I think this also explains why I don’t really want to become a full-time web dev (a.k.a. soydev). I did web programming, particularly with React and Convex, for most of the summer. There were parts that were really fun, like designing the architectures and solving hard problems about processing data. But the actual frontend work, i.e., writing the UI, was not much more than repeatedly writing out boilerplate and tuning Tailwind classes. It wasn’t tedious, per se, and it would be wrong to cast all frontend work as being easy to automate. There are plenty of hard problems to solve even on the frontend! But I do think that frontend would quickly bore me after some time, so I’ll label it has vibeable.
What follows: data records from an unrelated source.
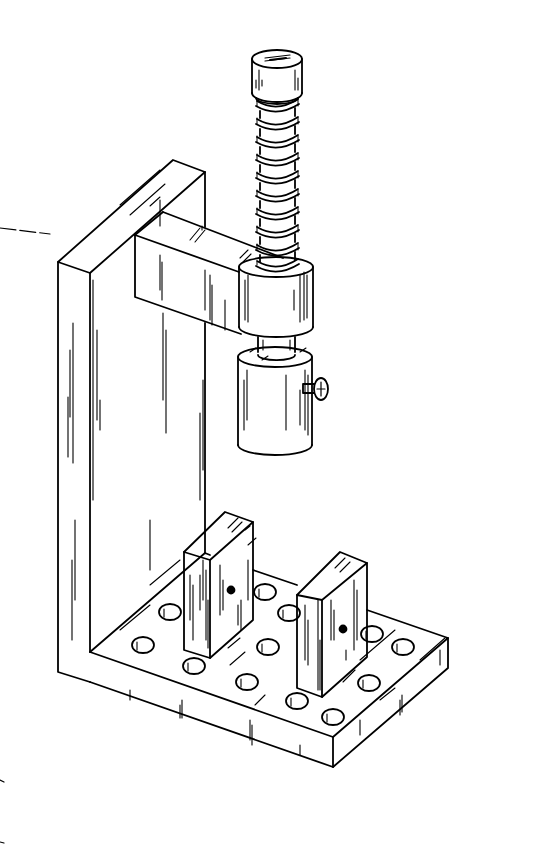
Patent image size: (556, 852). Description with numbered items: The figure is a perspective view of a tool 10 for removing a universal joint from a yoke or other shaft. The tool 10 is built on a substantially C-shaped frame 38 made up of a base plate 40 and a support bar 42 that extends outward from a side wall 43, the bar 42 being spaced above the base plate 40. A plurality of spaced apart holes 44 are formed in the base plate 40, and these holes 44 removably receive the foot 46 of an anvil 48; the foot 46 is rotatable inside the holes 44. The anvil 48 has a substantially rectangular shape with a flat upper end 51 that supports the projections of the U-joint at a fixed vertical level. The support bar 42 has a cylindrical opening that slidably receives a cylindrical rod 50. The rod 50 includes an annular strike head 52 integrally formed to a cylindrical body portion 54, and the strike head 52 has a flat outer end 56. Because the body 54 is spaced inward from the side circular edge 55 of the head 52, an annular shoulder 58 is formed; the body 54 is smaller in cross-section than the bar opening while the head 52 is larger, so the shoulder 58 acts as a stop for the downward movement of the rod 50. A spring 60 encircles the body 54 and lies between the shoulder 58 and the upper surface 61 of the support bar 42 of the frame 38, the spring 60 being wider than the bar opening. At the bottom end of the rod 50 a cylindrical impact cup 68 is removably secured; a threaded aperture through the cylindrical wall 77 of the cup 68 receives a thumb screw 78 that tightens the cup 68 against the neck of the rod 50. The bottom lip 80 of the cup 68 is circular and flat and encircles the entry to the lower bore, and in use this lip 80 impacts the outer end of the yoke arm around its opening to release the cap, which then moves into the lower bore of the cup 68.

The tool 10 is at (153, 140).
The frame 38 is at (96, 228).
The base plate 40 is at (168, 657).
The support bar 42 is at (197, 297).
The side wall 43 is at (75, 432).
The holes 44 is at (285, 608).
The foot 46 is at (236, 644).
The anvil 48 is at (258, 536).
The cylindrical rod 50 is at (305, 53).
The flat upper end 51 is at (203, 545).
The strike head 52 is at (262, 54).
The cylindrical body portion 54 is at (298, 348).
The side circular edge 55 is at (304, 78).
The flat outer end 56 is at (283, 54).
The annular shoulder 58 is at (254, 96).
The spring 60 is at (298, 132).
The upper surface 61 is at (220, 237).
The impact cup 68 is at (269, 423).
The cylindrical wall 77 is at (306, 425).
The thumb screw 78 is at (331, 388).
The bottom lip 80 is at (304, 452).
Now take Venice, the repo whose PR I used as an earlier example. Venice is most definitely not vibeable. Imagine you pulled out Claude Code and asked it to

  • write Micropython bindings from the C codebase to Rust,
  • write a bootloader, linkerscript, and host of other insane things for the linked program to run on the armv7a-vex-v5 rustc target,
  • implement the full VEX SDK in a type safe Python API,
  • write a CLI which wraps serial communications with the brain for building and uploading programs,
  • and publish it to PyPI.

It would choke on the first step. Yet this is only a fraction of the work we need to make Venice a usable Python runtime for the brain. This, and many other examples, lead me to the Second Rule of Vibeability: interesting tasks are not vibeable. I can hear you screaming “gpt-5-codex can solve plenty of interesting tasks!” and yes, it can, but when I envision an interesting task, I don’t just mean a task that involves writing or testing code. I mean one that involves doing hours of research, designing an architecture, iterating on prototypes, and polishing the final product. Software is truly art; saying that AI has already replaced coders is akin to saying that the art industry has been replaced by Etch-A-Sketches. I have a bit more to say on how agents aren’t great yet at interesting tasks, but that’s for another note.

TL;DR: if a task is vibeable in your opinion, either don’t do it, or just make an agent do it.

Footnotes#

  1. I didn’t have one previously because, even though I am in a Google One family with Google AI Pro, Google arbitrarily decided that people under the age 18 can’t access half of their coolest AI products. Luckily I’m now using the “burner” account of a family member so I can get all of the perks of AI Pro.

  2. In a recent small playground I’ve been working on, I’m basically just writing a Python wrapper around string manipulation: particularly, I’m using Python typechecking to create an extremely safe LaTeX creation system. The use of strict types means I can avoid footguns easily; you can’t add a polygon to an expression in Desmos, and neither can you in my Python LaTeX wrapper; you can’t return a boolean in functions, and neither can you there; etc. Typesafety is good for humans and agents.